À l’approche de l’élection présidentielle d’avril 2026, le Haut-Commissariat à la Prévention de la Corruption (HCPC) déploie une vaste campagne de sensibilisation à l’endroit des populations. L’objectif principale est de lutter contre la corruption sous toutes ses formes, en particulier la corruption électorale, à travers un message fort axé sur la responsabilité citoyenne et l’intégrité.
Responsables administratifs, acteurs de la société civile, élus locaux, leaders d’opinion, mais aussi élèves et étudiants sont les principales cibles de cette initiative articulée autour du thème évocateur, « Vendre son vote, c’est vendre son avenir ». À travers cette démarche, le HCPC entend éveiller les consciences et promouvoir des comportements exemplaires en période électorale.
Deux approches complémentaires ont été mises en place pour atteindre efficacement les différentes couches de la population. « Nous avons développé une stratégie académique et une stratégie communautaire », explique Gracias Adjinakou, chargée des statistiques, du suivi et de l’évaluation. La première cible le milieu éducatif, du primaire à l’université, avec un accent particulier sur la nécessité de combattre la corruption dès le plus jeune âge. « Nous sensibilisons les apprenants sur les conséquences de la corruption en milieu scolaire et sur l’importance de barrer la route à ce fléau », précise-t-elle.
La seconde stratégie s’adresse aux communautés, notamment les groupements de femmes, les artisans, les jeunes, les organisations de la société civile ainsi que les élus locaux et communaux. « Nous les entretenons sur les méfaits de la corruption et ses impacts sur le développement de la commune et du pays en général, sans oublier la corruption électorale pour les personnes en âge de voter », ajoute la responsable.
Au-delà de la sensibilisation, le HCPC met l’accent sur la responsabilité collective. L’institution appelle chaque citoyen à adopter des valeurs d’intégrité, de probité et de transparence. « Le message est clair : lutter efficacement contre la corruption et faire en sorte que ce message soit relayé au sein des communautés », insiste Gracias Adjinakou.
Sur le terrain, la campagne semble produire ses premiers effets. Les participants, toutes catégories confondues, se montrent réceptifs et engagés à devenir des relais du message. Élèves, responsables associatifs et autorités locales reconnaissent unanimement la nécessité de combattre ce fléau. « La corruption n’est pas une bonne chose », confie Mammaire Lakoussan, élève en classe de CM2, qui s’engage à sensibiliser son entourage. Même son de cloche chez Ganhounouto Manacé, pour qui cette initiative constitue « une bonne chose » à partager autour de lui.

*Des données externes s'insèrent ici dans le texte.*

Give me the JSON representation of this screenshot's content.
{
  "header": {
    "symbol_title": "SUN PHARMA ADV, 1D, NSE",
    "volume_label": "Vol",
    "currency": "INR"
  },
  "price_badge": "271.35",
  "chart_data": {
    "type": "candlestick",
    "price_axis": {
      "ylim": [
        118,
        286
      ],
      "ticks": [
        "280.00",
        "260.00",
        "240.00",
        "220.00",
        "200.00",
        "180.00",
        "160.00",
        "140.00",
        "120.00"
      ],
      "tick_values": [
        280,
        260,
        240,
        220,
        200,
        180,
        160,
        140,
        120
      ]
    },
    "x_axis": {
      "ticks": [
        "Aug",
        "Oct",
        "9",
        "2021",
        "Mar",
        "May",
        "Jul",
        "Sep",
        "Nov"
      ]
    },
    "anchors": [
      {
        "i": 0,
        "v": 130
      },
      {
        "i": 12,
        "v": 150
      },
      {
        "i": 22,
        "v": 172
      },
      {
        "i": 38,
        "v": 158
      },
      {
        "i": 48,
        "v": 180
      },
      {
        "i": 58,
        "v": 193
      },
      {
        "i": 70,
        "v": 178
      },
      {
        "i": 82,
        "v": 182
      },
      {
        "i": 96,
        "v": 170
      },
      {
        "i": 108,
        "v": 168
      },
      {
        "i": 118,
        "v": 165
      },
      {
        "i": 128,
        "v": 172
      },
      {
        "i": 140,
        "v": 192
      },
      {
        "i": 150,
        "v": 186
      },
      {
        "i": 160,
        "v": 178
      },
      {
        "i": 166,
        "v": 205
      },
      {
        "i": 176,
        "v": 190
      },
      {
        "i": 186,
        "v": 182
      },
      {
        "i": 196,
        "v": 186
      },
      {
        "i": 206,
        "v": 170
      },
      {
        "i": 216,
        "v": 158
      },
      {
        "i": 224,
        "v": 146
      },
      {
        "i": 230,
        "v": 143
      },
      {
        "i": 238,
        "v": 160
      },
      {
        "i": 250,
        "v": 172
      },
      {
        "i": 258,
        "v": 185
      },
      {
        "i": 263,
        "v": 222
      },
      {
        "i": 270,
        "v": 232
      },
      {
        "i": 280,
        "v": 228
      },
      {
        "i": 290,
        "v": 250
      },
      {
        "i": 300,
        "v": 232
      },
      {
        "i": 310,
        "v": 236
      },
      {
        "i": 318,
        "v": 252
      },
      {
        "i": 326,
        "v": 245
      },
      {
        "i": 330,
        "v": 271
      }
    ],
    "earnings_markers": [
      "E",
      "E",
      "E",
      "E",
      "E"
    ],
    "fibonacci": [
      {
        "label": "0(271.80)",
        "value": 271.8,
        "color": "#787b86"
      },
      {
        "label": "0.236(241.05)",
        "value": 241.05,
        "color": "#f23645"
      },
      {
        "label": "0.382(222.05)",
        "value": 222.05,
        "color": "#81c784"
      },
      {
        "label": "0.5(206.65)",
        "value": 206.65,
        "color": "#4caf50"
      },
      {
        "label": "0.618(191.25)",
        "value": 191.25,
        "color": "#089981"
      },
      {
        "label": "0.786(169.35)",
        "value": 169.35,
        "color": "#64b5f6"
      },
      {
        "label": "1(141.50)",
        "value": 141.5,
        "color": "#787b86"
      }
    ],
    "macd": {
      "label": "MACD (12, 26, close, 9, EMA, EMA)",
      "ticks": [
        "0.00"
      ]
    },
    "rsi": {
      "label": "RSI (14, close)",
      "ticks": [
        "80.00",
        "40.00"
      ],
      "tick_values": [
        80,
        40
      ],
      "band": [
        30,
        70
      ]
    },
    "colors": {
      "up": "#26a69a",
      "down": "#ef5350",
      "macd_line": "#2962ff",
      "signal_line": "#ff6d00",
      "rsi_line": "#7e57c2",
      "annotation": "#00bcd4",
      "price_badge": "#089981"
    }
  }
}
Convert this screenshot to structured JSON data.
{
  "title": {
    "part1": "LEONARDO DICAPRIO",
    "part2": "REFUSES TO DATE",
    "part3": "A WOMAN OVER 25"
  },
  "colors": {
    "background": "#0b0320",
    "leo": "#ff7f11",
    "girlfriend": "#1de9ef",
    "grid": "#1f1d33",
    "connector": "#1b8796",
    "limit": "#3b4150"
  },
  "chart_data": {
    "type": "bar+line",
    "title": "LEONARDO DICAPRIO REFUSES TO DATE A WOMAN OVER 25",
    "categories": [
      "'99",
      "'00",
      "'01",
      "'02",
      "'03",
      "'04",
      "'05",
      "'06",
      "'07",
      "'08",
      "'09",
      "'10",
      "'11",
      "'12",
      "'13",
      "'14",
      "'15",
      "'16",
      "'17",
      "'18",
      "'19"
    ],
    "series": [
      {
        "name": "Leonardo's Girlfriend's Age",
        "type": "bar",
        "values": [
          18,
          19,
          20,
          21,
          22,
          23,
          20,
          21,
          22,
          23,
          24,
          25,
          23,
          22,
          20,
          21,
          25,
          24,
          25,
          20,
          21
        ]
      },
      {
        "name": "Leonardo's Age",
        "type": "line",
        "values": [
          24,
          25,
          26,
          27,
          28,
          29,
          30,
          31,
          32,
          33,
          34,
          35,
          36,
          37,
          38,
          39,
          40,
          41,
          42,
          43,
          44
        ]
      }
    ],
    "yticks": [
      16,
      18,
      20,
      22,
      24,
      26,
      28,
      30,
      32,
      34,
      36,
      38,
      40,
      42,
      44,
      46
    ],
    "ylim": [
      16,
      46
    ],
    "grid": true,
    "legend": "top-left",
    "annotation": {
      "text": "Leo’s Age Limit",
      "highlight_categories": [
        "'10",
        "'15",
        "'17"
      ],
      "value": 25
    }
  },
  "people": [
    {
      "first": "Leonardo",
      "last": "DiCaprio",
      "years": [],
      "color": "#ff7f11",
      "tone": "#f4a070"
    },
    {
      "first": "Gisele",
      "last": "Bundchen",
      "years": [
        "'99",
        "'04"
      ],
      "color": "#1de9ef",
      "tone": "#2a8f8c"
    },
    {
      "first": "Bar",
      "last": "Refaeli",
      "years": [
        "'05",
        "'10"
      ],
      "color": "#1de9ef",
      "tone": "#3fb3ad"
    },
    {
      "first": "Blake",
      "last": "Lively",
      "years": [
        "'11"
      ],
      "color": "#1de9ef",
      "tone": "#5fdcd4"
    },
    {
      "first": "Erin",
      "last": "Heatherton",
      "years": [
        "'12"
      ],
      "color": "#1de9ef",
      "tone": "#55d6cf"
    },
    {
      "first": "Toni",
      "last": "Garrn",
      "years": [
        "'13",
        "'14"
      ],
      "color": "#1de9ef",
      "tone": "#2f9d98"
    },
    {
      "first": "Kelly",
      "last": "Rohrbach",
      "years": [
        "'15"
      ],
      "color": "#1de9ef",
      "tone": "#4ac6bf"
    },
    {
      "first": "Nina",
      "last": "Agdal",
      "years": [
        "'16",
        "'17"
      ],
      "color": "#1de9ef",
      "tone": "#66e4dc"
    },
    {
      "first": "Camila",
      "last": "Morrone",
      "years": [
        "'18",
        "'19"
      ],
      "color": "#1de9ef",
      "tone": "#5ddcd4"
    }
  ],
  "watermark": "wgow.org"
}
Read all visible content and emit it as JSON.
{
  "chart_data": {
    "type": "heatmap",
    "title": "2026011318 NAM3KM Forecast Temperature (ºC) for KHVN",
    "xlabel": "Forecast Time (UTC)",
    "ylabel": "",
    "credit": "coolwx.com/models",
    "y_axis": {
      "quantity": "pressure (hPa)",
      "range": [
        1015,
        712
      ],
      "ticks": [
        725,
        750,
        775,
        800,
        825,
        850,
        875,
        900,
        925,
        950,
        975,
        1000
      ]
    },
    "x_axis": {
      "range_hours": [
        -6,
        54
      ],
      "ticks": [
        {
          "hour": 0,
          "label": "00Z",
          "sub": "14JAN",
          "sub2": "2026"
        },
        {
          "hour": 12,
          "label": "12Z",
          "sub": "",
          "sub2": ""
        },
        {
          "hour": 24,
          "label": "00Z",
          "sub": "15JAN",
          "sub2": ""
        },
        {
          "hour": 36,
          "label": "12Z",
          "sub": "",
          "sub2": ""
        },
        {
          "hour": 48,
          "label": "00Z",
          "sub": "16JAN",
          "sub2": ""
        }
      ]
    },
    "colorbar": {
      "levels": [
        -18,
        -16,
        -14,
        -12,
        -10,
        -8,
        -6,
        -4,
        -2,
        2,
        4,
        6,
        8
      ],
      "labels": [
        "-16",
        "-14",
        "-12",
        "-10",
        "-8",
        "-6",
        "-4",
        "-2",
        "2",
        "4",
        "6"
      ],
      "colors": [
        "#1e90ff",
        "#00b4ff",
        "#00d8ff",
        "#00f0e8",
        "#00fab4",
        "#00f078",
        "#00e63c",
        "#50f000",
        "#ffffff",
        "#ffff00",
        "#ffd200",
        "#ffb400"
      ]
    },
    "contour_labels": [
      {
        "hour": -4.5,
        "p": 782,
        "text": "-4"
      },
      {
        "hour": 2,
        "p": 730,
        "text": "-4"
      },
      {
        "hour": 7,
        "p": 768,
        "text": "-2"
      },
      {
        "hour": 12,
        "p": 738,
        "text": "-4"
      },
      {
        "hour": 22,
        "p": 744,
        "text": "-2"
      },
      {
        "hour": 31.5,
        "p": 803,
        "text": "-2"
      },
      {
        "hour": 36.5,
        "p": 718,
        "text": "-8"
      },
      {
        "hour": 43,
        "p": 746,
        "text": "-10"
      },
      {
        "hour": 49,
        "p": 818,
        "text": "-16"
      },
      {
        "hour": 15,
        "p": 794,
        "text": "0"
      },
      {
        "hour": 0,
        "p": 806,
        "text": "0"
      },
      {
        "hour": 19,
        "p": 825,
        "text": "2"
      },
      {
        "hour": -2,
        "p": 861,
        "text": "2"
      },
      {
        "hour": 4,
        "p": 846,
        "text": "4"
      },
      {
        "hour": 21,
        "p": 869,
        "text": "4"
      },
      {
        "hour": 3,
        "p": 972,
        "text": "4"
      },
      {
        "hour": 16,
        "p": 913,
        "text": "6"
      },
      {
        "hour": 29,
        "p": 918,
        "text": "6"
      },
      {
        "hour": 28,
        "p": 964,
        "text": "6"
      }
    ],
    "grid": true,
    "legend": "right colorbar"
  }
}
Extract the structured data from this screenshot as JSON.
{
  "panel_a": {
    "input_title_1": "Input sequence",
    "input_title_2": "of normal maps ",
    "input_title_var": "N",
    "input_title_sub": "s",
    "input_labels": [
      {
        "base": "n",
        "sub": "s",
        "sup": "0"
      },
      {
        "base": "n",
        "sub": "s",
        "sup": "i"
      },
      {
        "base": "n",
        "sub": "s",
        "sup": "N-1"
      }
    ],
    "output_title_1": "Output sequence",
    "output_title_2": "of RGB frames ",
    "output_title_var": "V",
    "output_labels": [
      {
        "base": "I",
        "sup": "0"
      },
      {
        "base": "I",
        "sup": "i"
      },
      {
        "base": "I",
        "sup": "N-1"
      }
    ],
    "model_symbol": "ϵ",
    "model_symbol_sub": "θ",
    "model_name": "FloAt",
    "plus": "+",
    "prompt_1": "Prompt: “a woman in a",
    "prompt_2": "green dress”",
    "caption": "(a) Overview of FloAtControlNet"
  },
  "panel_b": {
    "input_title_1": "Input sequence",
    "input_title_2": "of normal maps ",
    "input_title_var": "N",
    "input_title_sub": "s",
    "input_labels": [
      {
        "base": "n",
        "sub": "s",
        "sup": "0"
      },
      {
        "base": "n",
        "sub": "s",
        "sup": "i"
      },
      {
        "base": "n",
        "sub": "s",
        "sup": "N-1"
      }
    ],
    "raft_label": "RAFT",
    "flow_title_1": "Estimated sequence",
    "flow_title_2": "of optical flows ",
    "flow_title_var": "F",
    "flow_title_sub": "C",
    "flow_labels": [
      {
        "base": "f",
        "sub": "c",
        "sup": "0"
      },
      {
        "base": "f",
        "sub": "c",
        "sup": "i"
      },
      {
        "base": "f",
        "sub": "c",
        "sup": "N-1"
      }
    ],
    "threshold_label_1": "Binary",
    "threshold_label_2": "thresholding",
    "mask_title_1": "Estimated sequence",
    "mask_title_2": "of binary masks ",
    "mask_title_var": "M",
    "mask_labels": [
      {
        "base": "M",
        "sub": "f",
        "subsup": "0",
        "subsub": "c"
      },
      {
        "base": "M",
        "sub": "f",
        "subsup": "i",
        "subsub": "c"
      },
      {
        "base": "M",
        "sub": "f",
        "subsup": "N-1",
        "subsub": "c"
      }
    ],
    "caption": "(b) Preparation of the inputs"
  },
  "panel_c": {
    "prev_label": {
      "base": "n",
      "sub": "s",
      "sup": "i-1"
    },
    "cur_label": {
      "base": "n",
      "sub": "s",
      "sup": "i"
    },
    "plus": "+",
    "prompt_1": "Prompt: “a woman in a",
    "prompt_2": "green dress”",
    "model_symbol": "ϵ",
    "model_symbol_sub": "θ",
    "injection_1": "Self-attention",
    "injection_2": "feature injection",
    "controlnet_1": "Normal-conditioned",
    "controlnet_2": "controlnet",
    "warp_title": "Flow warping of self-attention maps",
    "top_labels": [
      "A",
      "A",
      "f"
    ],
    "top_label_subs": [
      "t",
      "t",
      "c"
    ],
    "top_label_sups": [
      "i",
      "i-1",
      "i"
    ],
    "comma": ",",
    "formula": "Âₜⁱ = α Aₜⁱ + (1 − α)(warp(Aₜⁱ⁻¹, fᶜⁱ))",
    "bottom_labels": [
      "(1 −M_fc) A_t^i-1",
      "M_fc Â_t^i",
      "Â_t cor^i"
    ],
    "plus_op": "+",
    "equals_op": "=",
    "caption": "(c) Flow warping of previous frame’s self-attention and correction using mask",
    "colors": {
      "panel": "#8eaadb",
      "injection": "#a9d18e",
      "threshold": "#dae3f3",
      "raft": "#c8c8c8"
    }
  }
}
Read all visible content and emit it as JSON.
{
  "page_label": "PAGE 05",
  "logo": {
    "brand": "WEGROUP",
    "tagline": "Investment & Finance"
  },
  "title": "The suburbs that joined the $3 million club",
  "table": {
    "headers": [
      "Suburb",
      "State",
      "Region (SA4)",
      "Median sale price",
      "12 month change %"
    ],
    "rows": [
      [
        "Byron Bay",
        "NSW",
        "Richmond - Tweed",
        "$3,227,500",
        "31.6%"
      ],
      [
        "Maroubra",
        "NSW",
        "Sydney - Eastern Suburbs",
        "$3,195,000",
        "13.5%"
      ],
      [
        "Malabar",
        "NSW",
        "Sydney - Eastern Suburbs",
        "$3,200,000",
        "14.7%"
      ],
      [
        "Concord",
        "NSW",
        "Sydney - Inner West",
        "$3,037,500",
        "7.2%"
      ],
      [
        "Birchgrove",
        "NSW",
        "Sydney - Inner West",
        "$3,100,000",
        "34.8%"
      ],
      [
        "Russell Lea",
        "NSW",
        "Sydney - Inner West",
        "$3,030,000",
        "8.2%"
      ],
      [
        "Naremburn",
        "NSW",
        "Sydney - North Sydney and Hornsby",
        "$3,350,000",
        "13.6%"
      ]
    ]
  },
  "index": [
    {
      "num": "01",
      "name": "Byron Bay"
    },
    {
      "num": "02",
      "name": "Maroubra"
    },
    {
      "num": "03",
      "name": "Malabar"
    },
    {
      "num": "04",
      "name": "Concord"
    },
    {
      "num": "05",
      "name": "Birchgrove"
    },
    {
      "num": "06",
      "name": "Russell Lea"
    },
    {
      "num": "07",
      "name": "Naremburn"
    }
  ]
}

Du côté des acteurs communautaires, l’engagement est tout aussi affirmé. « La corruption est un fléau qu’il faut combattre à la base pour espérer un véritable développement », souligne Madame Bouraïma Djamilatou, présidente d’une plateforme de promotion de la santé, de la paix et du développement.
Autorité locale, Richard Agbassou, chef d’arrondissement, abonde dans le même sens : « La corruption est un acte qui retarde le développement. Nous avons pris l’engagement de la bannir, à commencer par nous-mêmes ».
À travers cette campagne, le Haut-Commissariat à la Prévention de la Corruption entend créer une dynamique nationale de rejet de la corruption, en particulier en période électorale. Une mobilisation citoyenne qui pourrait contribuer à renforcer la transparence du processus électoral et, à terme, consolider les bases d’un développement durable au Bénin.